Бульвар казался израсходованным, попользованным, причем не сегодня и не вчера и не Артемьевым вовсе, а людьми, жившими-бывшими так давно, что представлялись уже не людьми, а социальными, что ли, напластованиями, стратиграфическими срезами, спрессованными временем в гербарии фактов, в папиросную прослойку гумуса, в подглавку многотомной истории, которой подглавки - если заглядывать в книгу по-птичьи, сбоку, не открывая - не различить в безразличном молоке обреза... нарастая количеством и набухая годами, компенсируя своей укорененностью присущую всякому высказыванию динамику - от первых строк в последние, затем в подстрочные примечания, затем вообще в комментарий, от десятого кегля к петиту и бриллианту, - эти люди высосали бульвар, сами того не заметив, не желая, а кстати, и не насытившись: такая бессмысленная, порожняя подлость, свойственная всему состоявшемуся вне тебя, помимо тебя... Они тратили бульвар глупо и попусту сеяли-вытаптывали травы, выставляли себя в каких-то дебильных пикетах, тасовали истуканов, много целовались, - в общем, они бульвар промотали. Семантика, присущая бульвару аксиоматично (т. е. обеспеченная уже совершенно невнятными для нас взаимодействиями эпох, желаний людей, его сооружавших, газетного трепа по поводу открытия и внутренней, тамошней еще, добытийственной воли вещей), попросту кончилась. Всякому сюда приходящему приходилось (же) тащить горсть значений с собой, самому ими и пользоваться, уничтожая целиком, даже если и через силу (хлеб и все прочее у нас принято доедать до конца - разумно, впрочем, принято); если что и оставалось, так это некий аналог подсолнечной шелухи, из которой каши не сваришь (хотя было время, что и варили). Объедки собственных значений бульвара осели в фольклоре, в легендах, но специфических - тоже, скажем, ведомственных. О них можно знать, но выявить и предъявить - увы. Так и последовательнейшие из опечаток просачиваются через полдюжины корректур.
Это как бы место действия. Уважение к читателю. Дело милое, доброе. Некая размеренность, прогулочность ритма, степенная обстоятельность, подразумевающая здоровый желудок и какие-никакие нравственные гарантии.
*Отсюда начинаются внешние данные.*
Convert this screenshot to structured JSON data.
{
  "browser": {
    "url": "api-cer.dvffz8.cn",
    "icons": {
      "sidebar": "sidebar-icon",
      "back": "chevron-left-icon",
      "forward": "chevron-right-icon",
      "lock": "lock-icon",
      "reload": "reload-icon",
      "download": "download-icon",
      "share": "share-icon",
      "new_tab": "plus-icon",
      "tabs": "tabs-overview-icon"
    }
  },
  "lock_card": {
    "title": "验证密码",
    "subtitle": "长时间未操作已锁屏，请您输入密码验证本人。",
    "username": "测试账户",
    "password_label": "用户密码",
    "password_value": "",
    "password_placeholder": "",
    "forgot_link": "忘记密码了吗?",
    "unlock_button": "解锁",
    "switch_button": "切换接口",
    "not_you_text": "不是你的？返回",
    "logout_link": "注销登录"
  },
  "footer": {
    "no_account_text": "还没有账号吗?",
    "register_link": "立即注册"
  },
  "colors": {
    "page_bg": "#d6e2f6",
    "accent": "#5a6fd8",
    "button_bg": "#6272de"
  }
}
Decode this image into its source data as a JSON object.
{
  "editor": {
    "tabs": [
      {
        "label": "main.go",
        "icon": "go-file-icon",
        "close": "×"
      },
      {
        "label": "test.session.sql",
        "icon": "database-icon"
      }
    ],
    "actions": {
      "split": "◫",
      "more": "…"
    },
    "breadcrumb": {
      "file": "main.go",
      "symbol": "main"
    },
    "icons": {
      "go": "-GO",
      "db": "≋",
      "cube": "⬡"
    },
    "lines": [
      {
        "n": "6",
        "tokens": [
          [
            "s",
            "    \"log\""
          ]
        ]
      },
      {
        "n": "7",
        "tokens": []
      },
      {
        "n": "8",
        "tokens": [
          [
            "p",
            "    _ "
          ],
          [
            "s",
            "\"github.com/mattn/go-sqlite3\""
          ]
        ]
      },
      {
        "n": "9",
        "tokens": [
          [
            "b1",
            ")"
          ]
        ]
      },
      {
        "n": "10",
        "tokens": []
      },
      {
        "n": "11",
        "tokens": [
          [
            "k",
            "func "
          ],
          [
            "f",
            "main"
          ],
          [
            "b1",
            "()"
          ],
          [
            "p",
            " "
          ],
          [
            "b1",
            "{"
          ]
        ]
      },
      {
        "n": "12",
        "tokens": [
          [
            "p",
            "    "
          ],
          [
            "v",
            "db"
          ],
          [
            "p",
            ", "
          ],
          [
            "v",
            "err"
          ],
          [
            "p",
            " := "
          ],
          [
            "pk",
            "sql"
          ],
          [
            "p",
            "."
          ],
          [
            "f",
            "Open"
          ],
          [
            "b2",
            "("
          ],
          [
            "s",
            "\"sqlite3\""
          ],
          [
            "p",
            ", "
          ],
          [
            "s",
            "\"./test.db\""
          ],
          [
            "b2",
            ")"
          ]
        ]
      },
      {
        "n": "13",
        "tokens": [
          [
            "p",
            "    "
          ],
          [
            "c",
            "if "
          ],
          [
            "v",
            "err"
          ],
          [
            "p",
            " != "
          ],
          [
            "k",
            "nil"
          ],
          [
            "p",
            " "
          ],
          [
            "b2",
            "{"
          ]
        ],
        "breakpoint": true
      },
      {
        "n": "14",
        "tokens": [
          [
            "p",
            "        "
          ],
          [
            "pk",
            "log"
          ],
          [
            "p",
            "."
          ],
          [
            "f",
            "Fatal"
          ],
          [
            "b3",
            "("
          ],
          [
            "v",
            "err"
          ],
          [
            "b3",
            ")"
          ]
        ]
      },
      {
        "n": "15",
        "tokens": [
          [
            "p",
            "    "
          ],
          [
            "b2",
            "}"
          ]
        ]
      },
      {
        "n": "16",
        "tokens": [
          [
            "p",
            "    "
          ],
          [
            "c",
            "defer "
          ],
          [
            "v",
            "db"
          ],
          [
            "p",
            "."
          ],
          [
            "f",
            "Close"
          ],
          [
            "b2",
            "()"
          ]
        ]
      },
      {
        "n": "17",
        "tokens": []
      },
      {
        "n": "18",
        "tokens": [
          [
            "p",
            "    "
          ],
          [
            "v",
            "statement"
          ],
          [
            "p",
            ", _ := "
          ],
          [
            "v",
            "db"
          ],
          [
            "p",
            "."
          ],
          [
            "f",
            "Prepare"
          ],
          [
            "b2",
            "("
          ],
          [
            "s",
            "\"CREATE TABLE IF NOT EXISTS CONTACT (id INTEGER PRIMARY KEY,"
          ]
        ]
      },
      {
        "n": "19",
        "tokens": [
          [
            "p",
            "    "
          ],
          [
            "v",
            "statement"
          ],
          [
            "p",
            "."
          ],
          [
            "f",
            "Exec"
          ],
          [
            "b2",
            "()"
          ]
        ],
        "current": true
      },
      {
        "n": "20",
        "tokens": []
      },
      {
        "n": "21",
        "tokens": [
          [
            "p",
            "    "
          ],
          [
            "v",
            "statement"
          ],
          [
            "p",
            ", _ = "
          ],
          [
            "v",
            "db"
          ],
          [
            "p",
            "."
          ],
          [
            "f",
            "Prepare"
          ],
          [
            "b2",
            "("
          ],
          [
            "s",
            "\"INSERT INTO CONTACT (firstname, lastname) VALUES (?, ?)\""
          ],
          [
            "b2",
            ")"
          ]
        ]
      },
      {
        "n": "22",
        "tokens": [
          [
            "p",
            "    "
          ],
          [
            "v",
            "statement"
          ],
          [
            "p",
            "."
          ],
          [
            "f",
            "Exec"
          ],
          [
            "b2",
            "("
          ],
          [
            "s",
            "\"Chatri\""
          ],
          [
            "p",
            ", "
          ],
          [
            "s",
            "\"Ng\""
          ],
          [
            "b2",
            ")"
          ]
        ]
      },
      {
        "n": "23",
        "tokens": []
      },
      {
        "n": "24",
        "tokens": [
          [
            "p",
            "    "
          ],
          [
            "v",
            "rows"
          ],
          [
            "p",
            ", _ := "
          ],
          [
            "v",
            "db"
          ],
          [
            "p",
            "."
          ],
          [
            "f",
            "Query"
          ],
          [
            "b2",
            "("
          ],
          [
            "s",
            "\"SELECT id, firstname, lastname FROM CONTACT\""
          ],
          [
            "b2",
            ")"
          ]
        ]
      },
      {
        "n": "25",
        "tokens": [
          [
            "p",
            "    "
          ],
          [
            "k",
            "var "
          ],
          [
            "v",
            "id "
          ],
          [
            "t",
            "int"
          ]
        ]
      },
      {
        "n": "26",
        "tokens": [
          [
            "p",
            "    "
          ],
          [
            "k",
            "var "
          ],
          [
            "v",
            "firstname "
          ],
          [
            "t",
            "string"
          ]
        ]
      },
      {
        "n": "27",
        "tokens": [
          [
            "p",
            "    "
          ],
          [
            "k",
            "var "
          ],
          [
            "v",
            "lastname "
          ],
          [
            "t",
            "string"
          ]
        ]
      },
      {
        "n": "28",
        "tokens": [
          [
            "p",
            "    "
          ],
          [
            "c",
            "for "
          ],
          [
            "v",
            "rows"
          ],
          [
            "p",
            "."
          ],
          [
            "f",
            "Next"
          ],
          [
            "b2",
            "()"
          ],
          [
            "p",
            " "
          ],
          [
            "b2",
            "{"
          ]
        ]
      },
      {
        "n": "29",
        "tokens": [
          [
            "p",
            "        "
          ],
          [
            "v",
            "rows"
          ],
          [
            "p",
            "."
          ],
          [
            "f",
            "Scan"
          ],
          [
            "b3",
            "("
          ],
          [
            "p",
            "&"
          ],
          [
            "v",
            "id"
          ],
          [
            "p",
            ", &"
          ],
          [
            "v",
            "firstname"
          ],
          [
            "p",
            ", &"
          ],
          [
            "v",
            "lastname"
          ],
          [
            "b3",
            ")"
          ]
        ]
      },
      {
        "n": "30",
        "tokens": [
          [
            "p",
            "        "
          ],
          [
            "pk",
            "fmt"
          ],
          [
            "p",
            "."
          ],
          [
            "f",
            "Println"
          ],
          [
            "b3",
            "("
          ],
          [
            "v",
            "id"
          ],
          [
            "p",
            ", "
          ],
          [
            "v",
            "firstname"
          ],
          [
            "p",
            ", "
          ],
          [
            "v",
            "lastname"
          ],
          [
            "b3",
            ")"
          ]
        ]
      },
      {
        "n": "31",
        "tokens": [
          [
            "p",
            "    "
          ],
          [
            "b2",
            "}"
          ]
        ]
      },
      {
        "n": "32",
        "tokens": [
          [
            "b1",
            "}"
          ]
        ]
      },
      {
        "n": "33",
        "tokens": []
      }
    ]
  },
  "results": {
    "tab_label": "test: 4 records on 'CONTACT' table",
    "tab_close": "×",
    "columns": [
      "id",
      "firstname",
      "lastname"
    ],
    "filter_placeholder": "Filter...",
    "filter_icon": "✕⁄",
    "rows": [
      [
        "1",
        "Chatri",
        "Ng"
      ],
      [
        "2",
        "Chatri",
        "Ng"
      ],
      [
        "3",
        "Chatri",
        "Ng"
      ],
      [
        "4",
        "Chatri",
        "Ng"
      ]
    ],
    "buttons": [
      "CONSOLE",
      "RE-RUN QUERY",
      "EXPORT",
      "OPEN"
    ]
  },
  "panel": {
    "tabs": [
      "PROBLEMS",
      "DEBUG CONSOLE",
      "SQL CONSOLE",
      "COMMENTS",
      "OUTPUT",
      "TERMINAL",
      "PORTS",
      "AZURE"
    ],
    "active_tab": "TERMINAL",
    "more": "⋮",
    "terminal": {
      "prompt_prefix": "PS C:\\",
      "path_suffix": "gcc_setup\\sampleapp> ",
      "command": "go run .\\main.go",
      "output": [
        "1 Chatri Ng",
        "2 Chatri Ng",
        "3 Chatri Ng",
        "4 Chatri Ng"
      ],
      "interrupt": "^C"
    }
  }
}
Один наш позднейший бытописатель советует путешествующему в Азии останавливаться в домах, где сохнет на дворе белье, желательно - детское; всякая основательность всегда чувствует берега; по этой же причине Артемьев предпочитал блудить с женщинами замужними; другое дело, что предпочитал он это как бы задним числом, ибо крыло блуда касалось Артемьева в моменты, когда рациональность была с треском выбита алкоголем, - заметьте, однако, что бессознательное потворствовало нашему и своему персонажу: всякий раз Артемьев несколько самодовольно обнаруживал, что не ошибся и, стало быть, принципам не изменил. Однако и на старуху...
Да, но такой старт предполагает ответственность, точнее, соответственность заданному ритму и, что, пожалуй, еще тяжелее, ответственность дальнейшей партии перед дебютом: она упорно должна исходить из того, из чего изошла. Прощаться на перроне, меся слезы, отрывать от сердца, отдирать от плеч неожиданно окоченевшие пальцы - невыносимо, но еще невыносимее - представьте себе - состав расформировали, разлуку отменили, драгоценный человек остался рядом навсегда... загадочная жизнь и загадочная душа тех, с кем это хотя бы однажды произошло, вот именно уже в ситуации перрона, - еще невыносимее длить эту муку, придумывать все заново, не закрывать, а открывать книгу свадьбой... Соответствовать Артемьев не умел, и сердце заранее екало, предчувствуя, как состав текста оторвется от бульвара-перрона... Мы - в свою очередь, - переплетая функции полиции нравов, бога из машины, черта из табакерки, двухвалентного Труффальдино и помощника режиссера, напоминающего лицедею о неизбежности выхода на сцену, постараемся этого не допустить.